Het eeuwenoude industriegebied aan de Zaan
Achtergrond van zijn ouders
Zijn vader was onderwijzer en leraar op de ULO (Uitgebreid Lager Onderwijs, een soort VMBO T). In die tijd behoorden onderwijzers en leraren tot de notabelen van het dorp, de upper middle class. Ze hadden toen nog prestige, vooral de hoofdonderwijzer, het ’hoofd der school’. Sindsdien is dat geslonken. Alleen hoogleraren hebben nog een zeker prestige, vooral ’grijze eminenties’ zoals Goudsblom.

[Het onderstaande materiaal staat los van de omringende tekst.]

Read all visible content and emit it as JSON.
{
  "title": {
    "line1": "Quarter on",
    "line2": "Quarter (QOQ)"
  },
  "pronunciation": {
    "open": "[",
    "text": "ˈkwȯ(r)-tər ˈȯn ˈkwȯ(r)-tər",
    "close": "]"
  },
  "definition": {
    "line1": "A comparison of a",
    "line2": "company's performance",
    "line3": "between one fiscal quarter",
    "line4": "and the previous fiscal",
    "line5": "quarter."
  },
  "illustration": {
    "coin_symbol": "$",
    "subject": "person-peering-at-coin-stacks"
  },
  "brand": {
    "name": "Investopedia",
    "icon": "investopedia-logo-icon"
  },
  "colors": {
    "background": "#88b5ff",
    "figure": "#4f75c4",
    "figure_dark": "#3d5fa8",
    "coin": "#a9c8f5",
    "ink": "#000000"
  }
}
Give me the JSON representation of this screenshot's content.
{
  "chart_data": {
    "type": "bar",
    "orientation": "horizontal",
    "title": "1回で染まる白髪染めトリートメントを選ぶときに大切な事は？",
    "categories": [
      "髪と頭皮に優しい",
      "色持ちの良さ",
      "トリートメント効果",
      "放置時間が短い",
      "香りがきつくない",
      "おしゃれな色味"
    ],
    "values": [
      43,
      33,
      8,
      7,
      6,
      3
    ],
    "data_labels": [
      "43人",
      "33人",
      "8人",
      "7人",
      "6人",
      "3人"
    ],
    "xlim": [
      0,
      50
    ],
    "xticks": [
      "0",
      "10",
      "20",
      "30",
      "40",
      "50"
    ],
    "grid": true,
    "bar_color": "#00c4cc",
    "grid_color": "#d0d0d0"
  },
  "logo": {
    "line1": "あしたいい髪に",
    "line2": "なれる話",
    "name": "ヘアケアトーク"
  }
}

Kenmerkend voor de Zaanstreek als wellicht het oudste industriegebied van ons land is een meerderheid van ’onkerkelijken’, socialisten en communisten. Familie Goudsblom behoorde bij de onkerkelijken. “Mijn vader deed op geen enkele manier aan godsdienst; hij was zelfs geen overtuigd atheïst... Mijn moeder was doopsgezind.., vrijzinnig protestant.” (p 20, 42.). Goudsblom lijkt er weinig van te hebben meegekregen in Bijbellessen en doopsgezinde jongenskampen, waarbij hij een keer voortijdig de benen nam in een nachtelijke vlucht op de fiets van het Doopsgezind broederschapshuis te Elspeet naar Krommenie.
In geen van de zuilen voelden zijn ouders zich thuis. Zijn vader stemde op de vrijzinnig democraten, vertelde hij later. In de verzuilde samenleving groeit hij op in wat je de minizuil van de VPRO en de sociaal liberalen zou kunnen noemen. Deze zuilen hadden echter veel overeenkomstige normen en waarden. “Wij ’openbaren’ groeiden op als heidenen... En toch leerden wij ons te richten naar min of meer dezelfde regels van fatsoen als kinderen uit gelovige gezinnen... We groeiden op zonder god, maar niet zonder gebod.” (p 65).
Papiermolen De Mol (1651 aan de Molsloot, verbrand door blikseminslag op 13 okt. 1899 en de linoleumfabrieken van Krommenie
Braaf maar niet kleurloos
Goudsblom noemt zichzelf “een braaf jongetje... Ik deed geen gemene dingen”. Hij is later slechts één keer opgepakt door de politie, toen met een paar medestudenten verkiezingsplakkaten van de Communistische Partij CPN verwijderde, nadat in Oost-Duitsland een volksopstand door het Sovjet leger was neergeslagen. Vanuit een sterk rechtvaardigheidsgevoel nam hij stelling tegen dit onrecht en heeft hij later als universitair docent naar Amerikaans voorbeeld ook een actie op touw gezet om collega academici zich te laten uitspreken tegen de oorlog van de VS in Vietnam.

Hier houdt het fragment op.